Sounds spot-on to me! The sad part is, it seems neither of Joseph's later wives loved him, as the first one left him and the second one outlived him and didn't even give him a grave or headstone, and he wasn't a Jew by religion, anyway!
Ironically, St Stanislaus was the patron saint of Poland and that's where Joseph's Jewish family came from in the 1700s.
We flew to Toowoomba, a city about two hours' drive west of Brisbane, where we stayed with Judith, a cousin discovered through Ancestry.com. Our common relatives, a brother and sister, go back three generations.
(I'd completely forgotten about a dreadful flood five years ago that had nearly washed Toowoomba away, despite the fact that it is perched on top of a mountain. The downpour caused a wall of water 8 to 20m high to flood the area in the photo above, washing away everything in its path, drowning 20 people and continuing on to inundate Brisbane.
Check it out online: Grantham flood images. My cousin lost her house in Grantham.)
In Brisbane we caught up with Joseph, the Jewish dentist's, side. In spite of marrying twice, he had no children apart from my father, but his sister did, and we met her great-grandson, Graham. If you remember, Joseph got my grandmother, Annie Louise, pregnant, and, as she was a Catholic nun, it must have caused quite a stir back in 1907.
We visited Joseph's grave - nothing but grass, which is hard to understand, as have you ever met a poor dentist??? Then we visited a double grave, complete with headstone, containing the remains of grandmother Annie Louise and the nice man she later married, Matthias Philipson.
Now, for the really interesting bit.
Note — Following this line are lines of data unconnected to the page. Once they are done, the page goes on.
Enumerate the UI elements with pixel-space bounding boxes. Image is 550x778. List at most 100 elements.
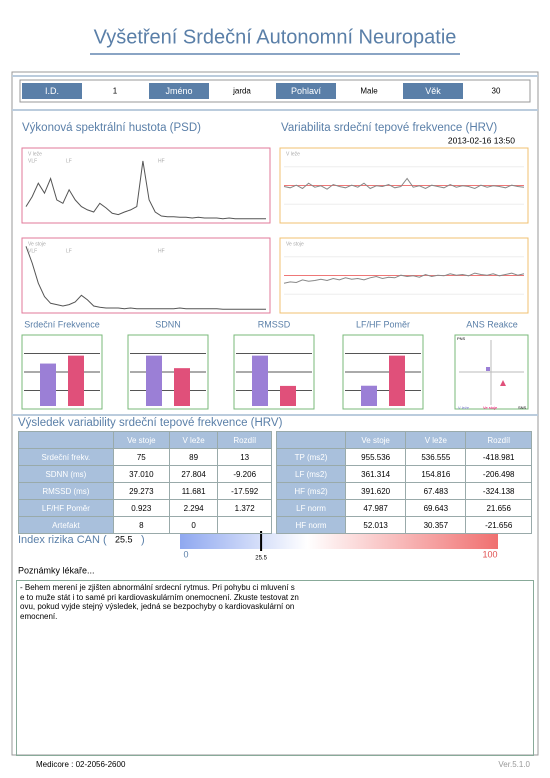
- field-label: Věk: [425, 86, 441, 96]
- bar: [174, 368, 190, 406]
- panel-label: V leže: [286, 151, 300, 157]
- ans-box: [454, 334, 529, 410]
- ans-label: V leže: [458, 405, 470, 410]
- table-row: LF/HF Poměr 0.923 2.294 1.372: [18, 499, 272, 517]
- small-chart-title: Srdeční Frekvence: [24, 319, 100, 329]
- panel: [21, 237, 271, 314]
- trace: [283, 177, 525, 190]
- cell: 29.273: [112, 482, 170, 500]
- cell: 1.372: [217, 499, 272, 517]
- corner-cell: [18, 431, 114, 449]
- cell: 13: [217, 448, 272, 466]
- cell: 52.013: [345, 516, 407, 534]
- trace: [283, 272, 525, 284]
- cell: -21.656: [465, 516, 532, 534]
- row-label: Srdeční frekv.: [18, 448, 114, 466]
- bar: [389, 355, 405, 406]
- cell: -206.498: [465, 465, 532, 483]
- band-label: VLF: [28, 158, 37, 164]
- cell: 391.620: [345, 482, 407, 500]
- ans-point: [486, 367, 490, 371]
- column-header: V leže: [405, 431, 467, 449]
- row-label: LF norm: [275, 499, 347, 517]
- band-label: HF: [158, 248, 165, 254]
- cell: -418.981: [465, 448, 532, 466]
- table-row: HF (ms2) 391.620 67.483 -324.138: [275, 482, 532, 500]
- psd-title: Výkonová spektrální hustota (PSD): [22, 122, 201, 134]
- cell: 0: [168, 516, 219, 534]
- results-title: Výsledek variability srdeční tepové frek…: [18, 417, 283, 429]
- column-header: Rozdíl: [465, 431, 532, 449]
- title: Vyšetření Srdeční Autonomní Neuropatie: [94, 26, 457, 48]
- cell: 67.483: [405, 482, 467, 500]
- cell: 955.536: [345, 448, 407, 466]
- cell: 30.357: [405, 516, 467, 534]
- can-label: Index rizika CAN (: [18, 534, 107, 546]
- notes: - Behem merení je zjišten abnormální srd…: [16, 580, 534, 756]
- table-row: TP (ms2) 955.536 536.555 -418.981: [275, 448, 532, 466]
- cell: 154.816: [405, 465, 467, 483]
- chart-box: [21, 334, 103, 410]
- field-label: I.D.: [45, 86, 59, 96]
- risk-marker-label: 25.5: [255, 556, 267, 562]
- cell: 2.294: [168, 499, 219, 517]
- cell: [217, 516, 272, 534]
- cell: 11.681: [168, 482, 219, 500]
- cell: 69.643: [405, 499, 467, 517]
- panel-label: Ve stoje: [286, 241, 304, 247]
- band-label: LF: [66, 158, 72, 164]
- cell: 361.314: [345, 465, 407, 483]
- cell: 37.010: [112, 465, 170, 483]
- cell: 536.555: [405, 448, 467, 466]
- field-value: Male: [360, 87, 378, 96]
- note-line: e to muže stát i to samé pri kardiovasku…: [20, 592, 299, 602]
- row-label: Artefakt: [18, 516, 114, 534]
- table-row: Artefakt 8 0: [18, 516, 272, 534]
- column-header: Ve stoje: [112, 431, 170, 449]
- cell: 75: [112, 448, 170, 466]
- notes-title: Poznámky lékaře...: [18, 565, 95, 575]
- row-label: TP (ms2): [275, 448, 347, 466]
- trace: [25, 246, 266, 310]
- cell: 21.656: [465, 499, 532, 517]
- band-label: LF: [66, 248, 72, 254]
- panel-label: V leže: [28, 151, 42, 157]
- field-label-bg: [149, 83, 209, 99]
- footer-phone: Medicore : 02-2056-2600: [36, 760, 126, 769]
- cell: 89: [168, 448, 219, 466]
- ans-label: SNS: [518, 405, 527, 410]
- header-row: Ve stoje V leže Rozdíl: [275, 431, 532, 449]
- can-value: 25.5: [115, 534, 133, 544]
- bar: [280, 385, 296, 406]
- cell: -324.138: [465, 482, 532, 500]
- header-row: Ve stoje V leže Rozdíl: [18, 431, 272, 449]
- panel: [21, 147, 271, 224]
- small-chart-title: SDNN: [155, 319, 181, 329]
- cell: 47.987: [345, 499, 407, 517]
- note-line: ovu, pokud vyjde stejný výsledek, jedná …: [20, 602, 295, 611]
- band-label: VLF: [28, 248, 37, 254]
- note-line: emocnení.: [20, 611, 58, 621]
- footer-version: Ver.5.1.0: [498, 760, 530, 769]
- trace: [25, 160, 266, 220]
- row-label: LF (ms2): [275, 465, 347, 483]
- column-header: Ve stoje: [345, 431, 407, 449]
- row-label: HF norm: [275, 516, 347, 534]
- cell: 0.923: [112, 499, 170, 517]
- results-table: Ve stoje V leže Rozdíl Srdeční frekv. 75 89 13…: [18, 431, 272, 534]
- field-label: Jméno: [165, 86, 192, 96]
- patient-box: [19, 79, 531, 103]
- corner-cell: [275, 431, 347, 449]
- small-chart-title: LF/HF Poměr: [356, 319, 410, 329]
- field-label: Pohlaví: [291, 86, 322, 96]
- scale-min: 0: [183, 549, 188, 559]
- chart-box: [342, 334, 424, 410]
- cell: 27.804: [168, 465, 219, 483]
- cell: 8: [112, 516, 170, 534]
- row-label: LF/HF Poměr: [18, 499, 114, 517]
- note-line: - Behem merení je zjišten abnormální srd…: [20, 583, 295, 592]
- field-value: 30: [492, 87, 501, 96]
- small-chart-title: ANS Reakce: [466, 319, 518, 329]
- ans-label: Ve stoje: [483, 405, 498, 410]
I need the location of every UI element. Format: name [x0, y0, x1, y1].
That afternoon, when Yvonne, the sister-in-law of the Jewish cousin Graham, was walking her dog, she chatted to another dog-walker, a lapsed Catholic, whose name I do not know. This nameless person's vivid imagination, together with her knowledge of Catholic stuff, enabled her to put together this story, which I think is what must have happened. The already known facts are in straight black letters and the imagined bits in red Italics:
Annie Louise Fairbrother, born in London and christened Anglican, emigrated to Brisbane aged 7 with her family in 1887. Several more children were born, and some years later her father was charged with beating her mother and I presume they separated. At the age of 15, Annie Louise was sent to a Catholic nunnery or school (probably All Hallows in Fortitude Valley), as a domestic servant. There she converted to Catholicism in return for being taught the piano to a level high enough to enable her to become a piano teacher. She was either called or planned after taking her final vows to call herself, Sr Stanislaus.
In Brunswick St, Fortitude Valley, right opposite the railway station, Joseph had his dental surgery. Annie Louise became pregnant before taking her final vows and went to Sydney by steamer to give birth to Joseph Stanislaus Fairbrother in St Margaret's Hospital for 'respectable' unmarried mothers.
She called the baby Joseph after the baby's father and Stanislaus after herself as it had been a love affair, but she would not allow herself to marry a Jew, so, two years later married Matthias, a good Catholic.
Sounds spot-on to me! The sad part is, it seems neither of Joseph's later wives loved him, as the first one left him and the second one outlived him and didn't even give him a grave or headstone, and he wasn't a Jew by religion, anyway!
Ironically, St Stanislaus was the patron saint of Poland and that's where Joseph's Jewish family came from in the 1700s.